Until the coronavirus outbreak reached its shores, Southeast Asia was home to some of the world’s fastest-growing economies. But its leaders are now bracing for negative growth as the pandemic affects tourism, trade and consumption – sectors that many of these countries rely on.
The Philippines said that its economy could contract for the first time in more than two decades this year due to the fallout from the coronavirus pandemic.
Growth this year could be between negative 0.6 percent to 4.3 percent without mitigating measures, the country’s economic planning agency said on Tuesday, with half of the country’s population under lockdown, and while strict travel restrictions remain in place.
Estimates assumed that the adverse impact of the fast-spreading virus will be felt until June, the agency added. Hitting the upper end of the forecast would only be possible if the Philippines can stem the effects of the coronavirus and strict home quarantine measures on the rest of the economy.
The Philippine central bank announced a 2 percentage-points reduction in the reserve requirement ratio (RRR) of banks on Tuesday, just a few days after it opted for a deeper-than-expected 50 bps cut in policy rates to counter the economic blow of the virus. The RRR determines how much money commercial banks need to retain with the central bank; lowering the ratio allows banks to lend more to borrowers, with the hope of stimulating economic activity.
The central bank also approved on Monday a 300 billion pesos ($5.87bn) programme to support the government’s fight to stave off the impact of the virus, which has killed 33 people and infected 501 in the country.
Meanwhile, Indonesia‘s government may need room for its budget deficit to exceed the 3 percent of gross domestic product (GDP) legal limit as the country battles the spread of the coronavirus and its economic fallout, Deputy Finance Minister Suahasil Nazara said on Tuesday.
He told an investor call that the government is increasing health spending to 1.5 percent of GDP from 0.8 percent of GDP by reallocating other spending, but he said the government was gearing up for even more spending as the virus spreads.
A parliamentary committee has suggested the government raise the cap to 5 percent of GDP.
Indonesia’s central bank governor, Perry Warjiyo, said Bank Indonesia continued to inject dollar liquidity into the market and to buy back bonds from the market to help support the rupiah.
“The dollar liquidity is there, no need to panic,” he said. The rupiah on Monday hit its lowest level since the 1998 Asian Financial crisis.

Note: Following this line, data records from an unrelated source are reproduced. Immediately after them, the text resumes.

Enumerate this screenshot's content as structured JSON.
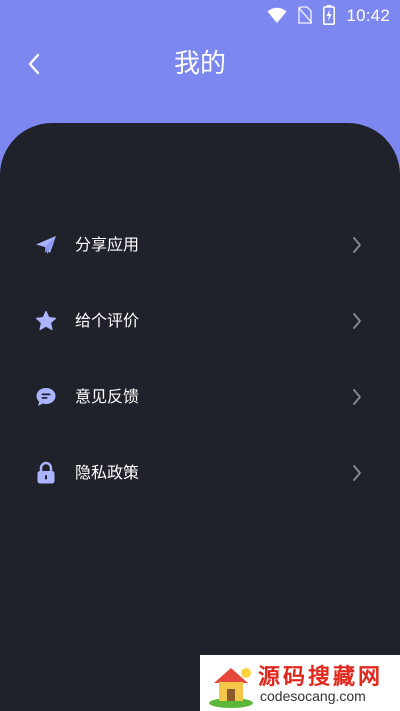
{
  "status_bar": {
    "time": "10:42",
    "icons": [
      "wifi-icon",
      "no-sim-icon",
      "battery-charging-icon"
    ]
  },
  "header": {
    "title": "我的",
    "back_icon": "chevron-left-icon"
  },
  "menu": {
    "items": [
      {
        "label": "分享应用",
        "icon": "paper-plane-icon"
      },
      {
        "label": "给个评价",
        "icon": "star-icon"
      },
      {
        "label": "意见反馈",
        "icon": "chat-bubble-icon"
      },
      {
        "label": "隐私政策",
        "icon": "lock-icon"
      }
    ]
  },
  "watermark": {
    "title": "源码搜藏网",
    "url": "codesocang.com"
  },
  "colors": {
    "header_background": "#7d87f0",
    "panel_background": "#20222b",
    "icon_accent": "#aab4ff",
    "chevron": "#8a8d96",
    "text": "#ffffff",
    "watermark_title": "#e0281e"
  }
}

In Thailand, the cabinet on Tuesday approved additional stimulus measures worth 107 billion baht ($3.25bn) in a bid to mitigate the impact of the coronavirus outbreak.
The measures include cash handouts, soft loans, emergency loans, tax breaks, Deputy Prime Minister Somkid Jatusripitak told reporters after a cabinet meeting.
On the same day, Thai Prime Minister Prayuth Chan-ocha said the country would be in emergency mode from March 26 for a month to deal with the outbreak.
The emergency decree will mean the prime minister will have the executive power to declare further measures to contain the virus, including giving extra authority to officials and allowing the setting up of checkpoints to reduce the movement of people, Prayuth said.
Earlier on Tuesday, Thailand reported 106 new coronavirus cases and another three deaths, taking the total to 827 cases and four deaths.